If you bought a box of 100-calorie chocolate bars in order to help you reduce your daily chocolate fix to a smaller portion but ended up eating the whole box in one sitting, you learned something about yourself. You didn't fail. You learned that having the bars in the house is a trigger for wanting to eat them all at once. Take this information and try another strategy until you stumble upon something that makes sense.
Repeat, repeat, repeat
Trying something new and getting into a healthy eating groove takes time and patience. Repetition is needed to develop any new habit, so cut yourself some slack and remember that anything new feels awkward until you get into the habit.

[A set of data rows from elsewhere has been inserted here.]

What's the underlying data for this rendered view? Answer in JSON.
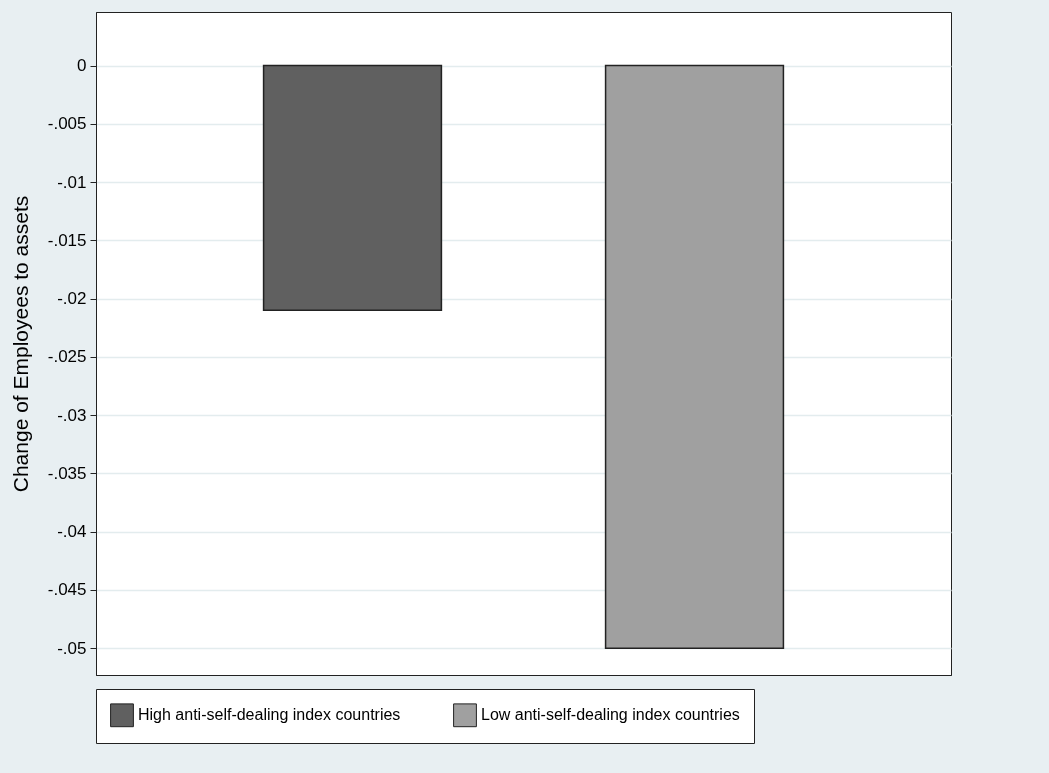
{
  "chart_data": {
    "type": "bar",
    "ylabel": "Change of Employees to assets",
    "categories": [
      null,
      null
    ],
    "series": [
      {
        "name": "High anti-self-dealing index countries",
        "color": "#606060",
        "values": [
          -0.021,
          null
        ]
      },
      {
        "name": "Low anti-self-dealing index countries",
        "color": "#a0a0a0",
        "values": [
          null,
          -0.05
        ]
      }
    ],
    "ylim": [
      -0.0523,
      0.0046
    ],
    "yticks": [
      0,
      {
        "value": -0.005,
        "label": "-.005"
      },
      {
        "value": -0.01,
        "label": "-.01"
      },
      {
        "value": -0.015,
        "label": "-.015"
      },
      {
        "value": -0.02,
        "label": "-.02"
      },
      {
        "value": -0.025,
        "label": "-.025"
      },
      {
        "value": -0.03,
        "label": "-.03"
      },
      {
        "value": -0.035,
        "label": "-.035"
      },
      {
        "value": -0.04,
        "label": "-.04"
      },
      {
        "value": -0.045,
        "label": "-.045"
      },
      {
        "value": -0.05,
        "label": "-.05"
      }
    ],
    "grid": "y",
    "legend": "bottom"
  }
}
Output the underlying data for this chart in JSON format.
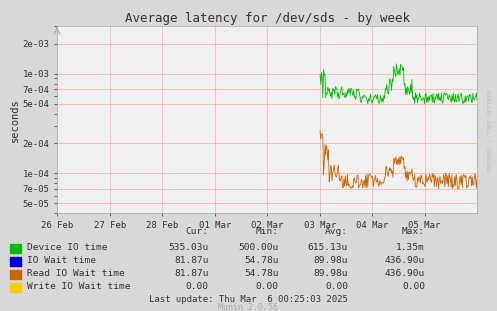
{
  "title": "Average latency for /dev/sds - by week",
  "ylabel": "seconds",
  "bg_color": "#d8d8d8",
  "plot_bg_color": "#f0f0f0",
  "grid_color": "#ffaaaa",
  "x_tick_labels": [
    "26 Feb",
    "27 Feb",
    "28 Feb",
    "01 Mar",
    "02 Mar",
    "03 Mar",
    "04 Mar",
    "05 Mar"
  ],
  "yticks": [
    5e-05,
    7e-05,
    0.0001,
    0.0002,
    0.0005,
    0.0007,
    0.001,
    0.002
  ],
  "ytick_labels": [
    "5e-05",
    "7e-05",
    "1e-04",
    "2e-04",
    "5e-04",
    "7e-04",
    "1e-03",
    "2e-03"
  ],
  "ylim": [
    4e-05,
    0.003
  ],
  "xlim": [
    0,
    8
  ],
  "legend_items": [
    {
      "label": "Device IO time",
      "color": "#00bb00"
    },
    {
      "label": "IO Wait time",
      "color": "#0000cc"
    },
    {
      "label": "Read IO Wait time",
      "color": "#cc6600"
    },
    {
      "label": "Write IO Wait time",
      "color": "#ffcc00"
    }
  ],
  "table_headers": [
    "Cur:",
    "Min:",
    "Avg:",
    "Max:"
  ],
  "table_rows": [
    [
      "535.03u",
      "500.00u",
      "615.13u",
      "1.35m"
    ],
    [
      "81.87u",
      "54.78u",
      "89.98u",
      "436.90u"
    ],
    [
      "81.87u",
      "54.78u",
      "89.98u",
      "436.90u"
    ],
    [
      "0.00",
      "0.00",
      "0.00",
      "0.00"
    ]
  ],
  "last_update": "Last update: Thu Mar  6 00:25:03 2025",
  "munin_version": "Munin 2.0.56",
  "rrdtool_text": "RRDTOOL / TOBI OETIKER"
}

The first time you try adding a piece of fruit to your usual breakfast of toast and peanut butter won't feel just right. How could it when you have never done it before? But after you have repeated this new awkward habit over time, it becomes second nature. Acknowledge that change, no matter how small, is hard.
No better time than now
Although you may think you are invincible, chances are eating poorly will catch up with you one way or another. One of the most profound ways nutrition will affect your day-to-day life is related to your energy and stamina. You can't put a price tag on the benefits of feeling better through your workday and having the "get up and go" to do the things you want to do in your personal time.
The toughest part about my job as a dietitian is to convince you to invest in your health now for benefits that will take months and years to show. What you eat now influences your risk for cancer, heart disease, diabetes and more. What you do is also a glimpse into the future of your children's lifestyle and eating habits since they will reflect your choices. If you can't be motivated to choose a healthy lifestyle for yourself, do it for your kids.

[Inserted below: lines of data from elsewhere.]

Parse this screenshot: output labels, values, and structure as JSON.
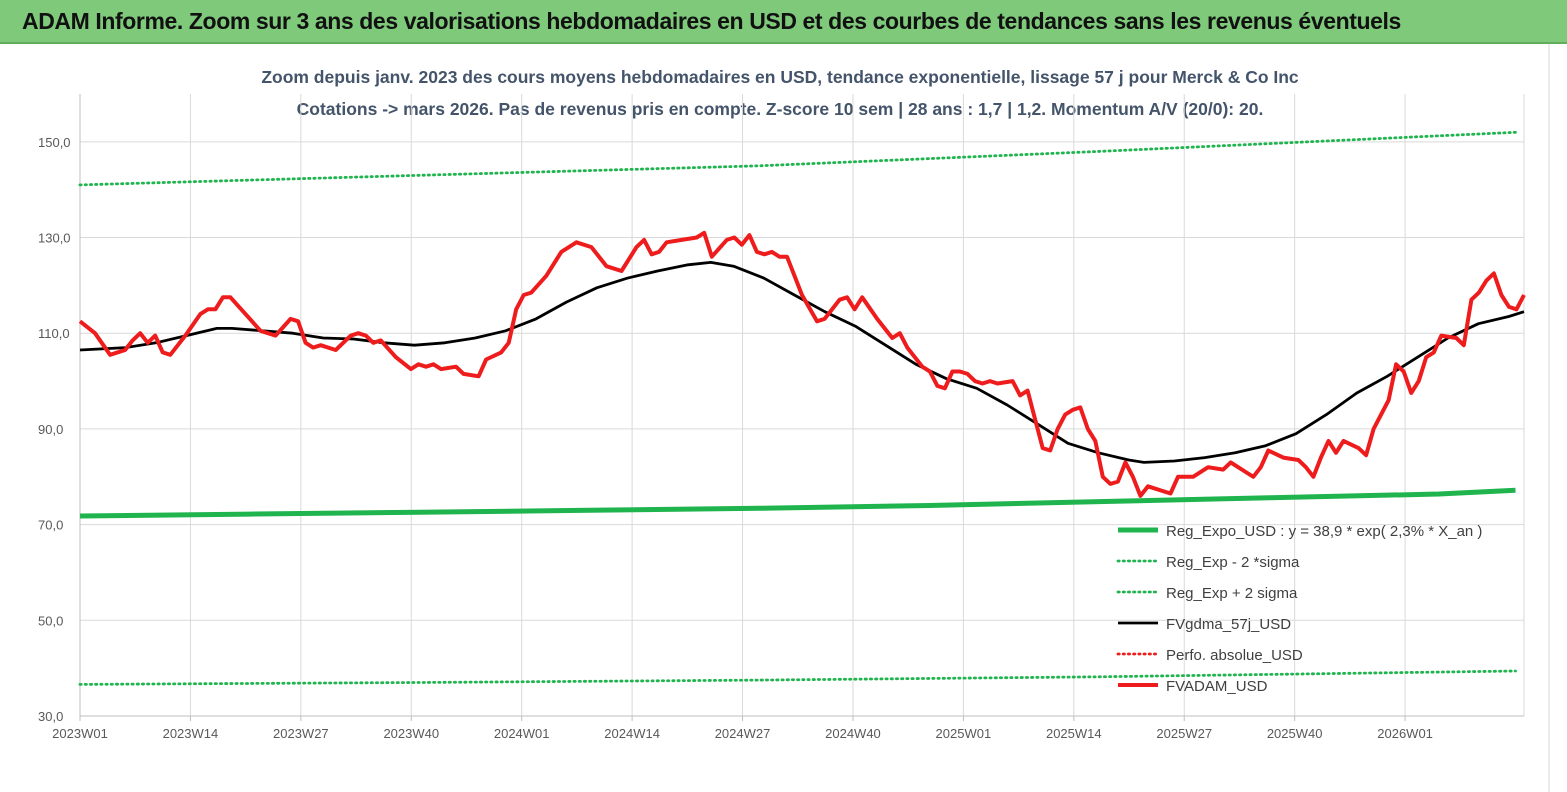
{
  "banner": {
    "title": "ADAM Informe. Zoom sur 3 ans des valorisations hebdomadaires en USD et des courbes de tendances sans les revenus éventuels"
  },
  "colors": {
    "banner_bg": "#7ec97a",
    "regression": "#1fb44e",
    "sigma_band": "#1fb44e",
    "moving_average": "#000000",
    "price": "#ee1c1c",
    "perfo": "#ee1c1c",
    "gridline": "#d9d9d9"
  },
  "chart_data": {
    "type": "line",
    "title_line1": "Zoom depuis janv. 2023 des cours moyens hebdomadaires en USD, tendance exponentielle, lissage 57 j pour Merck & Co Inc",
    "title_line2": "Cotations -> mars 2026. Pas de revenus pris en compte. Z-score 10 sem | 28 ans : 1,7 | 1,2. Momentum A/V (20/0): 20.",
    "xlabel": "",
    "ylabel": "",
    "ylim": [
      30,
      160
    ],
    "y_ticks": [
      "30,0",
      "50,0",
      "70,0",
      "90,0",
      "110,0",
      "130,0",
      "150,0"
    ],
    "x_ticks": [
      "2023W01",
      "2023W14",
      "2023W27",
      "2023W40",
      "2024W01",
      "2024W14",
      "2024W27",
      "2024W40",
      "2025W01",
      "2025W14",
      "2025W27",
      "2025W40",
      "2026W01"
    ],
    "week_count": 170,
    "grid": true,
    "legend_position": "bottom-right",
    "series": [
      {
        "name": "Reg_Expo_USD : y = 38,9 * exp( 2,3% *  X_an )",
        "style": "solid-thick",
        "color": "#1fb44e",
        "knots": [
          [
            0,
            71.8
          ],
          [
            20,
            72.2
          ],
          [
            40,
            72.6
          ],
          [
            60,
            73.0
          ],
          [
            80,
            73.4
          ],
          [
            100,
            74.0
          ],
          [
            120,
            74.8
          ],
          [
            140,
            75.6
          ],
          [
            160,
            76.4
          ],
          [
            169,
            77.2
          ]
        ]
      },
      {
        "name": "Reg_Exp - 2 *sigma",
        "style": "dotted",
        "color": "#1fb44e",
        "knots": [
          [
            0,
            36.6
          ],
          [
            40,
            37.0
          ],
          [
            80,
            37.5
          ],
          [
            120,
            38.2
          ],
          [
            169,
            39.4
          ]
        ]
      },
      {
        "name": "Reg_Exp + 2 sigma",
        "style": "dotted",
        "color": "#1fb44e",
        "knots": [
          [
            0,
            141.0
          ],
          [
            40,
            143.0
          ],
          [
            80,
            145.0
          ],
          [
            120,
            148.0
          ],
          [
            169,
            152.0
          ]
        ]
      },
      {
        "name": "FVgdma_57j_USD",
        "style": "solid",
        "color": "#000000",
        "knots": [
          [
            0,
            106.5
          ],
          [
            6,
            107
          ],
          [
            10,
            108
          ],
          [
            14,
            109.5
          ],
          [
            18,
            111
          ],
          [
            20,
            111
          ],
          [
            24,
            110.5
          ],
          [
            28,
            110
          ],
          [
            32,
            109
          ],
          [
            36,
            108.8
          ],
          [
            40,
            108
          ],
          [
            44,
            107.5
          ],
          [
            48,
            108
          ],
          [
            52,
            109
          ],
          [
            56,
            110.5
          ],
          [
            60,
            113
          ],
          [
            64,
            116.5
          ],
          [
            68,
            119.5
          ],
          [
            72,
            121.5
          ],
          [
            76,
            123
          ],
          [
            80,
            124.3
          ],
          [
            83,
            124.8
          ],
          [
            86,
            124
          ],
          [
            90,
            121.5
          ],
          [
            94,
            118
          ],
          [
            98,
            114.5
          ],
          [
            102,
            111.5
          ],
          [
            106,
            107.5
          ],
          [
            110,
            103.5
          ],
          [
            114,
            100.5
          ],
          [
            118,
            98.5
          ],
          [
            122,
            95
          ],
          [
            126,
            91
          ],
          [
            130,
            87
          ],
          [
            134,
            85
          ],
          [
            138,
            83.5
          ],
          [
            140,
            83
          ],
          [
            144,
            83.3
          ],
          [
            148,
            84
          ],
          [
            152,
            85
          ],
          [
            156,
            86.5
          ],
          [
            160,
            89
          ],
          [
            164,
            93
          ],
          [
            168,
            97.5
          ],
          [
            172,
            101
          ],
          [
            176,
            105
          ],
          [
            180,
            109
          ],
          [
            184,
            112
          ],
          [
            188,
            113.5
          ],
          [
            190,
            114.5
          ]
        ]
      },
      {
        "name": "Perfo. absolue_USD",
        "style": "dotted",
        "color": "#ee1c1c",
        "knots": []
      },
      {
        "name": "FVADAM_USD",
        "style": "solid-thick",
        "color": "#ee1c1c",
        "knots": [
          [
            0,
            112.5
          ],
          [
            2,
            110
          ],
          [
            4,
            105.5
          ],
          [
            6,
            106.5
          ],
          [
            7,
            108.5
          ],
          [
            8,
            110
          ],
          [
            9,
            108
          ],
          [
            10,
            109.5
          ],
          [
            11,
            106
          ],
          [
            12,
            105.5
          ],
          [
            14,
            109.5
          ],
          [
            16,
            114
          ],
          [
            17,
            115
          ],
          [
            18,
            115
          ],
          [
            19,
            117.5
          ],
          [
            20,
            117.5
          ],
          [
            22,
            114
          ],
          [
            24,
            110.5
          ],
          [
            26,
            109.5
          ],
          [
            28,
            113
          ],
          [
            29,
            112.5
          ],
          [
            30,
            108
          ],
          [
            31,
            107
          ],
          [
            32,
            107.5
          ],
          [
            34,
            106.5
          ],
          [
            36,
            109.5
          ],
          [
            37,
            110
          ],
          [
            38,
            109.5
          ],
          [
            39,
            108
          ],
          [
            40,
            108.5
          ],
          [
            42,
            105
          ],
          [
            44,
            102.5
          ],
          [
            45,
            103.5
          ],
          [
            46,
            103
          ],
          [
            47,
            103.5
          ],
          [
            48,
            102.5
          ],
          [
            50,
            103
          ],
          [
            51,
            101.5
          ],
          [
            53,
            101
          ],
          [
            54,
            104.5
          ],
          [
            56,
            106
          ],
          [
            57,
            108
          ],
          [
            58,
            115
          ],
          [
            59,
            118
          ],
          [
            60,
            118.5
          ],
          [
            62,
            122
          ],
          [
            64,
            127
          ],
          [
            66,
            129
          ],
          [
            68,
            128
          ],
          [
            70,
            124
          ],
          [
            72,
            123
          ],
          [
            74,
            128
          ],
          [
            75,
            129.5
          ],
          [
            76,
            126.5
          ],
          [
            77,
            127
          ],
          [
            78,
            129
          ],
          [
            80,
            129.5
          ],
          [
            82,
            130
          ],
          [
            83,
            131
          ],
          [
            84,
            126
          ],
          [
            86,
            129.5
          ],
          [
            87,
            130
          ],
          [
            88,
            128.5
          ],
          [
            89,
            130.5
          ],
          [
            90,
            127
          ],
          [
            91,
            126.5
          ],
          [
            92,
            127
          ],
          [
            93,
            126
          ],
          [
            94,
            126
          ],
          [
            96,
            118
          ],
          [
            98,
            112.5
          ],
          [
            99,
            113
          ],
          [
            101,
            117
          ],
          [
            102,
            117.5
          ],
          [
            103,
            115
          ],
          [
            104,
            117.5
          ],
          [
            106,
            113
          ],
          [
            108,
            109
          ],
          [
            109,
            110
          ],
          [
            110,
            107
          ],
          [
            112,
            103
          ],
          [
            113,
            102
          ],
          [
            114,
            99
          ],
          [
            115,
            98.5
          ],
          [
            116,
            102
          ],
          [
            117,
            102
          ],
          [
            118,
            101.5
          ],
          [
            119,
            100
          ],
          [
            120,
            99.5
          ],
          [
            121,
            100
          ],
          [
            122,
            99.5
          ],
          [
            124,
            100
          ],
          [
            125,
            97
          ],
          [
            126,
            98
          ],
          [
            127,
            92
          ],
          [
            128,
            86
          ],
          [
            129,
            85.5
          ],
          [
            130,
            90
          ],
          [
            131,
            93
          ],
          [
            132,
            94
          ],
          [
            133,
            94.5
          ],
          [
            134,
            90
          ],
          [
            135,
            87.5
          ],
          [
            136,
            80
          ],
          [
            137,
            78.5
          ],
          [
            138,
            79
          ],
          [
            139,
            83
          ],
          [
            140,
            80
          ],
          [
            141,
            76
          ],
          [
            142,
            78
          ],
          [
            144,
            77
          ],
          [
            145,
            76.5
          ],
          [
            146,
            80
          ],
          [
            148,
            80
          ],
          [
            150,
            82
          ],
          [
            152,
            81.5
          ],
          [
            153,
            83
          ],
          [
            154,
            82
          ],
          [
            155,
            81
          ],
          [
            156,
            80
          ],
          [
            157,
            82
          ],
          [
            158,
            85.5
          ],
          [
            160,
            84
          ],
          [
            162,
            83.5
          ],
          [
            163,
            82
          ],
          [
            164,
            80
          ],
          [
            165,
            84
          ],
          [
            166,
            87.5
          ],
          [
            167,
            85
          ],
          [
            168,
            87.5
          ],
          [
            170,
            86
          ],
          [
            171,
            84.5
          ],
          [
            172,
            90
          ],
          [
            174,
            96
          ],
          [
            175,
            103.5
          ],
          [
            176,
            102
          ],
          [
            177,
            97.5
          ],
          [
            178,
            100
          ],
          [
            179,
            105
          ],
          [
            180,
            106
          ],
          [
            181,
            109.5
          ],
          [
            183,
            109
          ],
          [
            184,
            107.5
          ],
          [
            185,
            117
          ],
          [
            186,
            118.5
          ],
          [
            187,
            121
          ],
          [
            188,
            122.5
          ],
          [
            189,
            118
          ],
          [
            190,
            115.5
          ],
          [
            191,
            115
          ],
          [
            192,
            118
          ]
        ]
      }
    ]
  }
}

Realize that while I don't expect eating well to rank as the focal point of your life, it shouldn't be at the bottom of your "to-do" list either — to get to when you have the time. There is never a good time to start. Somehow, life never slows down enough to get to the things we need to change. There is no better time than now.
Tap into the biggest payoffs
If you are somewhat convinced that you should make a move toward healthier eating and have embraced the above philosophies, here are the three most important things you can do to tap into the biggest payoffs.
Avoid skipping meals and choose to eat every 3-5 hours for the best energy and also to prevent you from overeating at the next meal.
Overwhelmed by the massive assortment of foods you could eat? Start by shopping on the outside perimeter of the grocery store, where most fresh foods are located. Then at each meal be sure to choose something from each of the following categories:
- Grains/starches such as bread, pasta, rice, potatoes and cereals.
- Vegetables and/or fruits, including the fresh, frozen or canned variety, as well as dried fruit and vegetable/fruit juices.
- Protein such as red meat, poultry, seafood, eggs, cheese, yogurt, milk, soy milk, beans/legumes, tofu, nuts and seeds.
For adults, an ideal plate should be composed of half vegetables and/or fruits, one-quarter grains/starches and one-quarter protein. If you are overweight, try shrinking down the size of your portions by 10-25 per cent, and you will find that your weight starts to change even though you have not changed your food choices.
If you are already doing these things, well, it looks like you are not so repelled by the field of nutrition after all.